You may not have Free Speech on the biggest platforms on the Internet today, but if you wait 15 years and are lucky, you may have it by then.

As arguments defending the status quo goes, that stinks.

(I'd sharpen my argument by saying "biggest and growing", but I'm not sure that's the case anymore. Facebook is definitely showing some signs that they've peaked, for instance. I'm not saying it has 100% happened, but it's a lot stronger of a claim now than it was even six months ago.)

It's vastly easier to replace your electricity or phone provider than your Facebook provider.
Electricity, water, cable, and phone are all "natural" monopolies because of the significant amount of infrastructure they require. Having private companies lay their own competing water mains would be an absolute clusterfuck.

Facebook is, at the end of the day, a website that happens to be popular right now. It's not even close to being a public utility. Anybody can enter the space and create a competing service. Given how fickle consumers are, I'll be surprised if it's still around in 10 years.

> I'll be surprised if it's still around in 10 years.

I agree that facebook the site, in its current form, is unlikely to exist in 10 years.

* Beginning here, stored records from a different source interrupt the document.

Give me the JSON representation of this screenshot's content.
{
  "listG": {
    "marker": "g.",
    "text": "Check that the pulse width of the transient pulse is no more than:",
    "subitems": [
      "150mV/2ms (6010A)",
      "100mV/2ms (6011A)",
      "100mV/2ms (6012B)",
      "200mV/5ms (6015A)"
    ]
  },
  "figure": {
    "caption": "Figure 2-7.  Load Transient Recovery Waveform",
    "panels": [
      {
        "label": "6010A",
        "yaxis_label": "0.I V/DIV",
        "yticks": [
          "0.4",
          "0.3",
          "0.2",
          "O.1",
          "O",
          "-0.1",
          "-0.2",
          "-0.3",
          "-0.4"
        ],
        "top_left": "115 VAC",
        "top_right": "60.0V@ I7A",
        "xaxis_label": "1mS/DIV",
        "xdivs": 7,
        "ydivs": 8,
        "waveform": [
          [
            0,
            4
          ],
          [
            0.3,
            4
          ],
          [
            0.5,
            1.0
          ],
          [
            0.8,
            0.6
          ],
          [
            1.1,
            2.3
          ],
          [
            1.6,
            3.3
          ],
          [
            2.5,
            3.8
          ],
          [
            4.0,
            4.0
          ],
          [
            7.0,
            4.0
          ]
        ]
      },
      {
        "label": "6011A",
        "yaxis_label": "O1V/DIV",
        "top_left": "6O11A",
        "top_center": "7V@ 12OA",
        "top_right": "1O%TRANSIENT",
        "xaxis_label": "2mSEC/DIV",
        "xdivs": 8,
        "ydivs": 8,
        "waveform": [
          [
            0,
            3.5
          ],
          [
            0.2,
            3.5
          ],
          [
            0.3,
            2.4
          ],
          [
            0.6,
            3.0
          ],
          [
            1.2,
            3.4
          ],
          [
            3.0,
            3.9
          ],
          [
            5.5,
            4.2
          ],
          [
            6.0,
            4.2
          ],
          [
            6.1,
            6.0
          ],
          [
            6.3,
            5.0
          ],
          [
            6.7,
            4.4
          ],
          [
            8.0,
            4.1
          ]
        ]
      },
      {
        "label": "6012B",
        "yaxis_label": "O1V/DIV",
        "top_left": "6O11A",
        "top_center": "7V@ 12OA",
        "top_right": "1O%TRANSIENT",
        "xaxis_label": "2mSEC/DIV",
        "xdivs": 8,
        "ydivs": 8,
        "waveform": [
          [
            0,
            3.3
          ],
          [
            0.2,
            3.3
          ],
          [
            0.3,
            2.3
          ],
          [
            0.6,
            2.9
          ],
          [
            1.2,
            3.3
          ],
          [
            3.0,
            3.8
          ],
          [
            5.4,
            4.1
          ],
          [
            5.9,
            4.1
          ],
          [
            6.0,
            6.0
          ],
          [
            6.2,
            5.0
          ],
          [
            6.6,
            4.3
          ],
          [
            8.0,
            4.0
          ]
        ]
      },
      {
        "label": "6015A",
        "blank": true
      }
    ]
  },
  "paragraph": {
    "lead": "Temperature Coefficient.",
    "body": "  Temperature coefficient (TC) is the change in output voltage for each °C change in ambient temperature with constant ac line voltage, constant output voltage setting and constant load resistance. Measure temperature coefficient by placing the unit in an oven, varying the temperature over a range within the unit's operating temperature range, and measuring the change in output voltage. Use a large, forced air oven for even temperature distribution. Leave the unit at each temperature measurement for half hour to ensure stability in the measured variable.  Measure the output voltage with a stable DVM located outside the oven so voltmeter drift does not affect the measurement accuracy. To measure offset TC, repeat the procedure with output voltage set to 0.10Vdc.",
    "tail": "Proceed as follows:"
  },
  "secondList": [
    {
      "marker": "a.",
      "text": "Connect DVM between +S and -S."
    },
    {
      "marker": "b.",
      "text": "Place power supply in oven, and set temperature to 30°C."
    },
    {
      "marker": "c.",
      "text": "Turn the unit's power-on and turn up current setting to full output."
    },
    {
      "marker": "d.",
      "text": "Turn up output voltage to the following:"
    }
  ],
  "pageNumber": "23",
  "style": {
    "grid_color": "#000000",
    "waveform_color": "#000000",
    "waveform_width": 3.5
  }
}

I highly doubt that facebook the company is going anywhere in that time frame.

Then what even is the definition of "Facebook" if the entire business model can collapse and you still consider it to exist just because they have some money left somewhere and can continue being a business?
A company that doesn’t anticipate the end of a given revenue stream does a disservice to its shareholders.

Facebook is not its only web property and it will still have hooks in a majority of internet users for some time in aggregate by improving other properties and by acquiring new ones.

Does the Microsoft of 10 years ago look like the Microsoft of today?

It's easier for me to entertain the idea of treating ISPs like utilities, because it doesn't make sense for multiple companies to lay fiber to the same homes.

I'm not convinced for things like Twitter, Google, and Facebook. I think decentralization is the solution to this problem, not regulation.

It's weird to think about, but I almost wonder if something like Alex Jones starting a PeerTube instance might be the event that pushes enough people to start using ActivityPub to where the network is of a viable size.

Private entities are under no obligation to be a platform for all speech. Relevant XKCD: https://xkcd.com/1357/

If someone comes on to Hacker News and posts racial slurs, shouldn't HN have the right to ban that user? Wouldn't that be censorship?